Extrait de « ballade sur le trépas de Bertrand Du Guesclin » d’ Eustache Deschamps



I / Robert, chevalier de Normandie


Automne 1226
Carcassonne s’était révolté contre la maison de Trencavel. Carcassonne avait ouvert ses portes à Louis le VIIIème. Alors, Carcassonne était tombé. Mais Louis le VIIIème, au fait de son triomphe, était mort de la dysenterie !
Le seigneur banneret de Montmorency, fidèle de la couronne, avait suivi le mot d’ordre de la trêve et rappelé ses hommes auprès de lui. Sa troupe avait remonté toute la France afin de rejoindre la maison de son chef dans son fief d’Ile de France faisant flotter hautes les couleurs de l’or à la grande croix de vermeilles avec de part et d’autres seize fiers alérions d'azur, symboles de gloire en souvenir de la bataille de Bouvines.

Au pays d’Anjou, Robert avait pris congé de la horde dans laquelle il s’était temporairement engagé. Lui et son écuyer avaient dépassé Angers la veille et s’étaient arrêtés dans une infâme bourgade champestre dont la voie centrale de terre battue était horriblement humide, collante et crottée de bourbe à cause des pluies incessantes de novembre. Ce village – à l’origine sans nom –d’à peine une centaine d’âmes s’était pompeusement baptisé Bourgchevaliers. Il est vrai que les chevaliers s’y arrêtaient souvent à la taverne des Trois poneys afin de bouchonner des chevaux transpirants de fatigue, demi-morts de soif, épuisés d’avoir cheminé des heures durant pour permettre à de gros nobliaux auréolés de la gloire des croisades albigeoises, de revenir plus vite à la cour du Roy. Il fallait profiter de toute urgence de la mort du suzerain Louis et de la désorganisation que cela entrainerait pour nouer des intrigues et quémander quelques titres et quelques argents supplémentaires.

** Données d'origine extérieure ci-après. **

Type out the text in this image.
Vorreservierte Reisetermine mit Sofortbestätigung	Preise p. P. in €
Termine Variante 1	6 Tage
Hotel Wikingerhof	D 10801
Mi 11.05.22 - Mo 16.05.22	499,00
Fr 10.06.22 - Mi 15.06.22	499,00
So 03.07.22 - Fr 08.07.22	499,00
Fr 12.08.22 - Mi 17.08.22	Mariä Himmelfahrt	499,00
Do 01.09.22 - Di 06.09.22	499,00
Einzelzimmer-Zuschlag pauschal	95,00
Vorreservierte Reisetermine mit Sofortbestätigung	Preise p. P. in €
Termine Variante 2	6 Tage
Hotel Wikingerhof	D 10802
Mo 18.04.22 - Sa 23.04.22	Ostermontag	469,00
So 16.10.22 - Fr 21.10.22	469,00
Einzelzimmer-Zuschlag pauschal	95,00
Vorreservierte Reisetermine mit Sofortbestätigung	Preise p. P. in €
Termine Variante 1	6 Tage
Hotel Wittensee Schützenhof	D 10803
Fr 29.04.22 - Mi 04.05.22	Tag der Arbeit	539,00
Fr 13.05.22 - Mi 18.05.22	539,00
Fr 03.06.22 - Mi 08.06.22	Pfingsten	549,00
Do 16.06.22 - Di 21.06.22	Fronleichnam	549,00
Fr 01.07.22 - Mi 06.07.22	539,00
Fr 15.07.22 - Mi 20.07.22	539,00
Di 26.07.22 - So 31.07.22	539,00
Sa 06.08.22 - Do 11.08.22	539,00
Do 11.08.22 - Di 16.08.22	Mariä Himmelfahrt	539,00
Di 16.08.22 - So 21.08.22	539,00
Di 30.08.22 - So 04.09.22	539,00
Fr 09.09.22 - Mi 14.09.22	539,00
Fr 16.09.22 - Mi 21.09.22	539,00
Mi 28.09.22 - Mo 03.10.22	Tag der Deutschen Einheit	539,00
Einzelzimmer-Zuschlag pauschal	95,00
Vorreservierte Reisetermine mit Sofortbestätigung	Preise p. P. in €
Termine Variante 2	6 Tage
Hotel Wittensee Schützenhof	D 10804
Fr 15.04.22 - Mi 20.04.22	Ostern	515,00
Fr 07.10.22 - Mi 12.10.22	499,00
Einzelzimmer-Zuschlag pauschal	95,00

Robert Atainville, sans être un intriguant, faisait assurément partie de cette race d’hommes qui comptait tirer partie de la situation. Ce grand et beau normand aux yeux clairs avait de l’ambition et des hauts faits de guerre à revendre. S’il se pressait comme les autres en direction de Paris, il était pourtant dans l’obligation de se rendre au préalable non loin d’Alençon, à bourg Damigny, afin de revoir son père, que l’on disait moribond. Robert devait s’avouer dans son for qu’il avait quelque peu hâte que le curé donne à ce cher parent l’extrême onction. Eudes, son père, était un homme aimable et bon, mais qui ne cessait de contrarier les ambitions « déraisonnable » de son fils qu’il désapprouvait en toutes circonstances.

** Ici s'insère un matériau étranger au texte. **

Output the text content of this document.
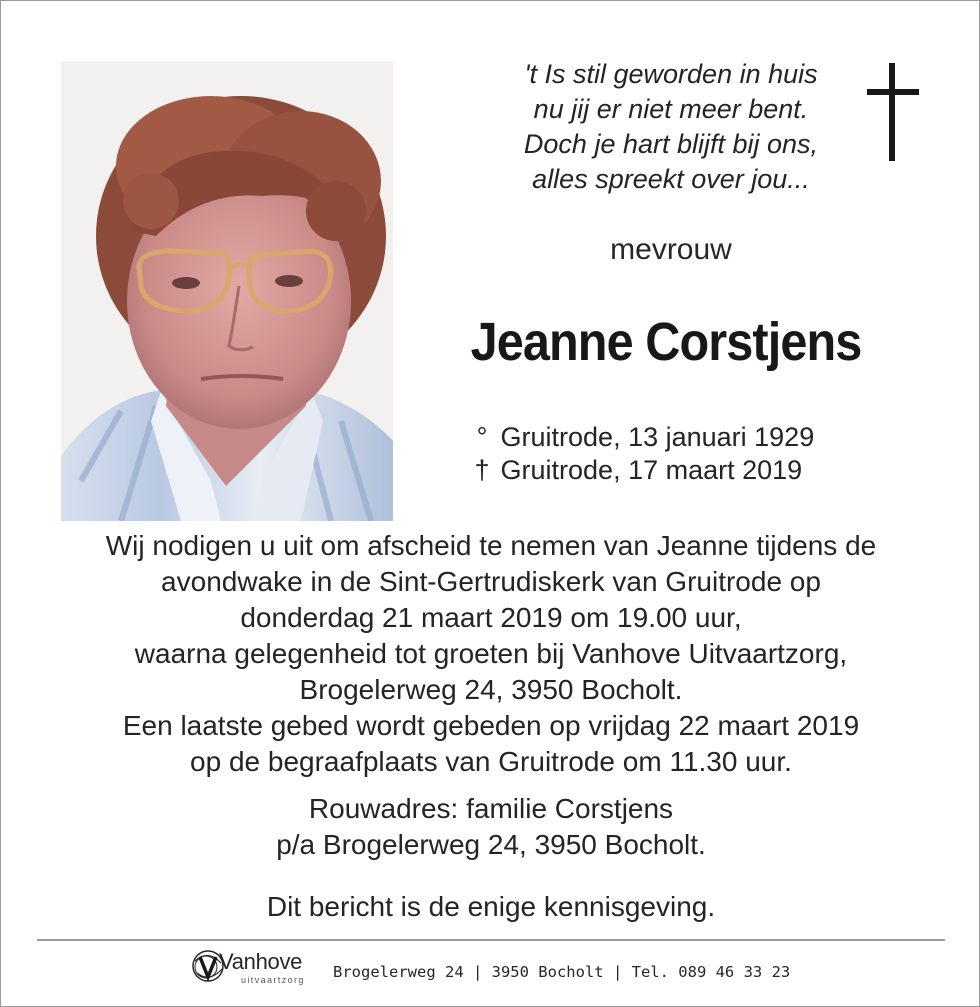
't Is stil geworden in huis
nu jij er niet meer bent.
Doch je hart blijft bij ons,
alles spreekt over jou...
mevrouw
Jeanne Corstjens
° Gruitrode, 13 januari 1929
† Gruitrode, 17 maart 2019
Wij nodigen u uit om afscheid te nemen van Jeanne tijdens de
avondwake in de Sint-Gertrudiskerk van Gruitrode op
donderdag 21 maart 2019 om 19.00 uur,
waarna gelegenheid tot groeten bij Vanhove Uitvaartzorg,
Brogelerweg 24, 3950 Bocholt.
Een laatste gebed wordt gebeden op vrijdag 22 maart 2019
op de begraafplaats van Gruitrode om 11.30 uur.
Rouwadres: familie Corstjens
p/a Brogelerweg 24, 3950 Bocholt.
Dit bericht is de enige kennisgeving.
Vanhove
uitvaartzorg Brogelerweg 24 | 3950 Bocholt | Tel. 089 46 33 23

Honnête vavasseur du seigneur d’Alençon, Eudes le Courageux s’était tout naturellement rallié au Roy lorsque la maison d’Alençon était tombée dans le giron des Capétiens. A part ce seul acte politique qui ne lui avait rien coûté, Eudes n’avait rien fait d’autre de son existence que faire croitre poules d’eau et cygnes sur son étang. Cela et régler au nom de son seigneur les quelques querelles de lapins volés ou de clôtures à rebâtir entre la douzaine de paysans sous sa responsabilité. Voilà l’existence qu’il réservait à son fils en héritage, et Robert en mourait d’ennui à l’avance… Robert soupira à l’évocation de ce monotone et poussiéreux destin, puis il se redressa à l’entrée de l’auberge, se donnant en toutes circonstances une haute et digne contenance.

- L’aubergiste ! Sers-nous bonne chair avec viandes rôties et ne regarde pas à la dépense !

Hurla Robert en descendant dans la grande salle commune de restauration, déposant dans le même mouvement quelques beaux deniers dans la main de l’hostelier. Il était suivi de Manuel de CasaLeón, fils cadet du comte de CasaLeón – grand d’Espagne, héros de la reconquista, immensément riche et populaire – mais à cet instant le jeune homme n’était rien d’autre que le fidèle écuyer de Robert, et portait les effets de son précepteur ployant quelque peu sous les balluchons. Les sept ou huit voyageurs présents dans la grande salle commune détaillèrent du regard le beau messire qui s’adressait ainsi avec belle prestance. « Manuel, quand nous aurons rendu les hommages à mon père, nous irons de suite rejoindre votre tante la reine Blanche, afin de lui faire savoir comme vous vous êtes bien comporté lors du siège de Carcassonne ! ».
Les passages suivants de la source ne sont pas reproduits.